In these difficult economic times, it shouldn't surprise anyone that employers are looking for ways to save money.
These days, most employers show little or no interest in training people to do a job that needs to be done. They want someone with hands–on experience. If the new hire is a little rough around the edges, well, they figure they can soften those edges — and, in the long run, they'll be better off because they hired someone who could step in and be productive from the first day. They didn't have to devote time and money to training.
In this quest for economic efficiency, advanced technology seems to have renewed a desire in business managers to make one–time investments in machines (or software) that can do jobs people have been doing for a long time.
From a purely business, dollars–and–cents perspective, I suppose that is logical. Machines (or software) don't need to be paid. They don't have bills to pay and families to support. They don't mind working overtime or on weekends.
That can work pretty well in some endeavors — but not in others. And my conclusion, based on years of working in the newspaper business, is that it's the kind of solution that tends to appeal to bottom–liners.

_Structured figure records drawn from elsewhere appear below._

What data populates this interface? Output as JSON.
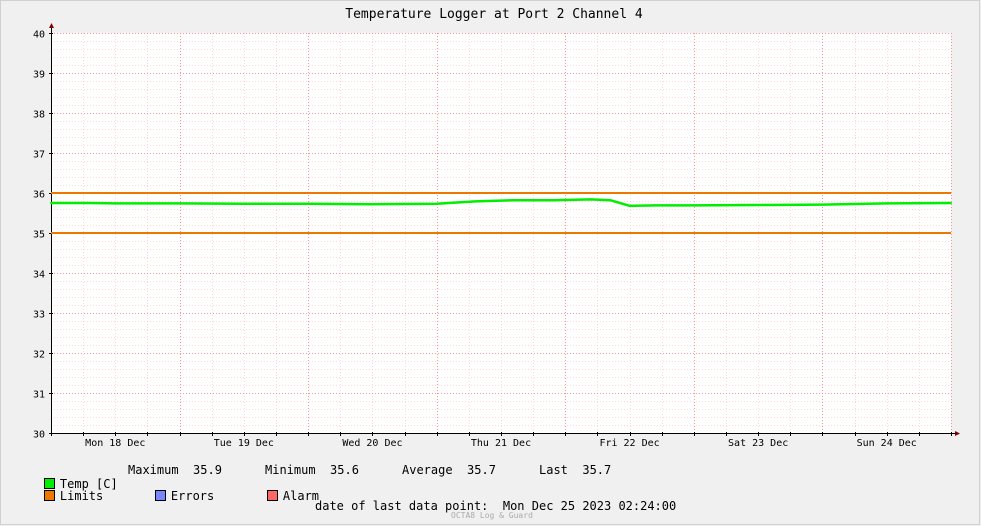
{
  "chart_data": {
    "type": "line",
    "title": "Temperature Logger at Port 2 Channel 4",
    "ylim": [
      30,
      40
    ],
    "y_ticks": [
      30,
      31,
      32,
      33,
      34,
      35,
      36,
      37,
      38,
      39,
      40
    ],
    "x_labels": [
      "Mon 18 Dec",
      "Tue 19 Dec",
      "Wed 20 Dec",
      "Thu 21 Dec",
      "Fri 22 Dec",
      "Sat 23 Dec",
      "Sun 24 Dec"
    ],
    "grid": true,
    "limits": [
      35,
      36
    ],
    "series": [
      {
        "name": "Temp [C]",
        "color": "#00ee00",
        "x": [
          0,
          0.3,
          0.5,
          1.0,
          1.5,
          2.0,
          2.5,
          3.0,
          3.3,
          3.6,
          3.9,
          4.2,
          4.35,
          4.5,
          4.7,
          5.0,
          5.5,
          6.0,
          6.5,
          7.0
        ],
        "values": [
          35.75,
          35.75,
          35.74,
          35.74,
          35.73,
          35.73,
          35.72,
          35.73,
          35.79,
          35.82,
          35.82,
          35.84,
          35.82,
          35.68,
          35.69,
          35.69,
          35.7,
          35.71,
          35.74,
          35.75
        ]
      }
    ]
  },
  "legend": {
    "temp_label": "Temp [C]",
    "max_label": "Maximum",
    "max_value": "35.9",
    "min_label": "Minimum",
    "min_value": "35.6",
    "avg_label": "Average",
    "avg_value": "35.7",
    "last_label": "Last",
    "last_value": "35.7",
    "limits_label": "Limits",
    "errors_label": "Errors",
    "alarm_label": "Alarm"
  },
  "colors": {
    "temp": "#00ee00",
    "limits": "#ee7700",
    "errors": "#7788ff",
    "alarm": "#ff6666"
  },
  "footer": {
    "date_label": "date of last data point:",
    "date_value": "Mon Dec 25 2023 02:24:00",
    "watermark": "OCTA8 Log & Guard"
  }
}
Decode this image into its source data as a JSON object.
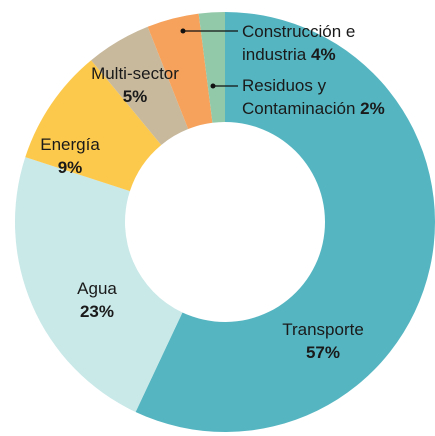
{
  "chart_data": {
    "type": "donut",
    "categories": [
      "Transporte",
      "Agua",
      "Energía",
      "Multi-sector",
      "Construcción e industria",
      "Residuos y Contaminación"
    ],
    "values": [
      57,
      23,
      9,
      5,
      4,
      2
    ],
    "value_labels": [
      "57%",
      "23%",
      "9%",
      "5%",
      "4%",
      "2%"
    ],
    "colors": [
      "#55b5c1",
      "#c9e8e8",
      "#fdc94c",
      "#c8b99d",
      "#f6a25c",
      "#92c9a9"
    ]
  }
}
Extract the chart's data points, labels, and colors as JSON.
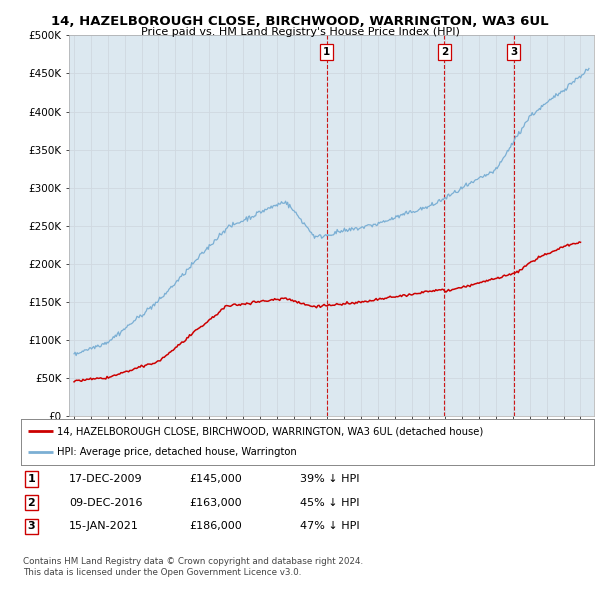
{
  "title": "14, HAZELBOROUGH CLOSE, BIRCHWOOD, WARRINGTON, WA3 6UL",
  "subtitle": "Price paid vs. HM Land Registry's House Price Index (HPI)",
  "legend_label_red": "14, HAZELBOROUGH CLOSE, BIRCHWOOD, WARRINGTON, WA3 6UL (detached house)",
  "legend_label_blue": "HPI: Average price, detached house, Warrington",
  "footer1": "Contains HM Land Registry data © Crown copyright and database right 2024.",
  "footer2": "This data is licensed under the Open Government Licence v3.0.",
  "transactions": [
    {
      "num": 1,
      "date": "17-DEC-2009",
      "price": "£145,000",
      "pct": "39% ↓ HPI",
      "x": 2009.96
    },
    {
      "num": 2,
      "date": "09-DEC-2016",
      "price": "£163,000",
      "pct": "45% ↓ HPI",
      "x": 2016.94
    },
    {
      "num": 3,
      "date": "15-JAN-2021",
      "price": "£186,000",
      "pct": "47% ↓ HPI",
      "x": 2021.04
    }
  ],
  "ylim": [
    0,
    500000
  ],
  "yticks": [
    0,
    50000,
    100000,
    150000,
    200000,
    250000,
    300000,
    350000,
    400000,
    450000,
    500000
  ],
  "ytick_labels": [
    "£0",
    "£50K",
    "£100K",
    "£150K",
    "£200K",
    "£250K",
    "£300K",
    "£350K",
    "£400K",
    "£450K",
    "£500K"
  ],
  "red_color": "#cc0000",
  "blue_color": "#7bafd4",
  "vline_color": "#cc0000",
  "grid_color": "#d0d8e0",
  "bg_color": "#ffffff",
  "plot_bg_color": "#dce8f0",
  "xmin": 1994.7,
  "xmax": 2025.8
}
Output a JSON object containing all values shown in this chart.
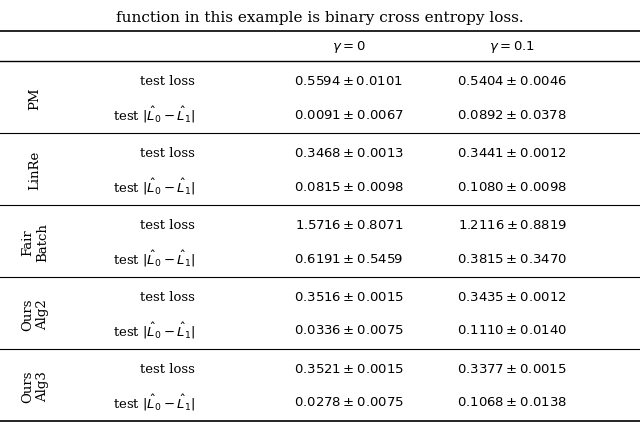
{
  "col_headers": [
    "$\\gamma = 0$",
    "$\\gamma = 0.1$"
  ],
  "rows": [
    {
      "method": "PM",
      "row1_label": "test loss",
      "row2_label": "test $|\\hat{L}_0 - \\hat{L}_1|$",
      "row1_g0": "$0.5594 \\pm 0.0101$",
      "row1_g1": "$0.5404 \\pm 0.0046$",
      "row2_g0": "$0.0091 \\pm 0.0067$",
      "row2_g1": "$0.0892 \\pm 0.0378$"
    },
    {
      "method": "LinRe",
      "row1_label": "test loss",
      "row2_label": "test $|\\hat{L}_0 - \\hat{L}_1|$",
      "row1_g0": "$0.3468 \\pm 0.0013$",
      "row1_g1": "$0.3441 \\pm 0.0012$",
      "row2_g0": "$0.0815 \\pm 0.0098$",
      "row2_g1": "$0.1080 \\pm 0.0098$"
    },
    {
      "method": "Fair\nBatch",
      "row1_label": "test loss",
      "row2_label": "test $|\\hat{L}_0 - \\hat{L}_1|$",
      "row1_g0": "$1.5716 \\pm 0.8071$",
      "row1_g1": "$1.2116 \\pm 0.8819$",
      "row2_g0": "$0.6191 \\pm 0.5459$",
      "row2_g1": "$0.3815 \\pm 0.3470$"
    },
    {
      "method": "Ours\nAlg2",
      "row1_label": "test loss",
      "row2_label": "test $|\\hat{L}_0 - \\hat{L}_1|$",
      "row1_g0": "$0.3516 \\pm 0.0015$",
      "row1_g1": "$0.3435 \\pm 0.0012$",
      "row2_g0": "$0.0336 \\pm 0.0075$",
      "row2_g1": "$0.1110 \\pm 0.0140$"
    },
    {
      "method": "Ours\nAlg3",
      "row1_label": "test loss",
      "row2_label": "test $|\\hat{L}_0 - \\hat{L}_1|$",
      "row1_g0": "$0.3521 \\pm 0.0015$",
      "row1_g1": "$0.3377 \\pm 0.0015$",
      "row2_g0": "$0.0278 \\pm 0.0075$",
      "row2_g1": "$0.1068 \\pm 0.0138$"
    }
  ],
  "bg_color": "white",
  "font_size": 9.5,
  "header_font_size": 9.5,
  "title_text": "function in this example is binary cross entropy loss.",
  "title_fontsize": 11
}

For a long time, the way that publications responded to recessions was to cut back on copy editors. Reporters could do their own fact checking, they reasoned. They could check their own spelling and grammar. Well, they could do those things — but most of the time they don't.
And, the reasoning continued, they could perform multiple tasks when on assignment — like taking pictures or shooting videos. They might not have much experience at those things, but just give 'em a camera. Anyone can aim and click, right?
Heck, for that matter, anyone can write. All it amounts to is stringing some words together in sentences — and making sure those annoying little things like spelling words correctly and checking facts are done.
I presume that is the reasoning behind some new software from Narrative Science. Justin Bachman of BusinessWeek reports that Narrative Science's software can take the box score from a game and produce an article that is every bit as good as anything that was written by humans.
To prove the point, Bachman takes articles provided by the sports information departments of two schools that played each other in baseball on April 24 and compares them to an article that was "composed" by the software — and asks the readers which one was generated by a machine.
Then Bachman triumphantly identifies the article that was produced by the software and quotes the software company's CEO: "There's no human author and no human editing. But the stories sound really good."
Now, granted, taking the Joe Friday — "Just the facts, ma'am" — approach works sometimes — and, to the eyes and ears of someone who never studied journalism or worked for a newspaper or a magazine or any other kind of newsgathering organization, the stories may seem adequate. They may even "sound really good" — although Narrative Science acknowledges it is always looking for ways to make the software system "a less bad writer."
"The 1,000th story of a subject is materially better than the first," the company's CEO says. (Perhaps the software's writers should take News Reporting I.)
And, according to the Big Ten's director of new media, it's "less expensive" than hiring beat reporters. So it meets the goal of saving some money.
Nevertheless, in spite of all these benefits, I don't think machines will take the place of general assignment reporters.
Oh, sure, it has its place. I used to work on the sports copy desk of a community newspaper. Space was limited, but the paper had made a commitment, long before I started working there, to print brief articles on Little League and T–ball games. This was something that was mostly done for the parents, who would presumably boost circulation a bit on the days after games were played.
On weekends, there might be a couple of dozen such games, and someone had to go through the statistics of each game and highlight the most crucial ones in a paragraph or two — which also had to include the teams' records and when they were scheduled to play again.
If we had had such software in those days, I suppose we could have fed the information from the games to the computer. It would follow its fill–in–the–blanks article–writing procedure and generate stories on all the games in a fraction of the time a flesh–and–blood person would require.
But what would have been just fine for children's sports would not have been sufficient for the rest of the newspaper's sports coverage.
There was a large university in town, and a staff writer was assigned to cover the sports teams there. When the football team or the basketball team went on the road, the writer went along. Sometimes we had to wait for the writer to finish his story and call the office to dictate it (this was in the days before a writer could transmit a story electronically from a remote location).
But, compared to the "data–intensive" articles that Narrative Science is capable of providing, the articles that were generated by the human tended to be superior. I wouldn't say our writers were even close to perfect, but they could interview players and coaches. They could explore angles that computer software could never come up with on its own.
And their writing skills usually were good enough to give each story a unique flavor — whereas, I suspect, Narrative Science's articles tend to seem formulaic rather quickly.
Bachman concludes that Narrative Science "can make some writing by humans obsolete."
That's probably true of routine writing assignments.
But if you want quotes (and surveys show that most readers do) about big plays or upcoming opponents — or if you want articles that call for dogged reporting on things that coaches and athletic departments may be reluctant to discuss in much detail — the severity of a player's injury, for example, or whether a star athlete is going to face criminal charges for something — computer software won't get the job done for you.
"After tackling sports," Bachman writes, Narrative Science "will move on to medical, financial, and survey data."
Good luck getting that software to explain complex medical and financial subjects in reader–friendly terms.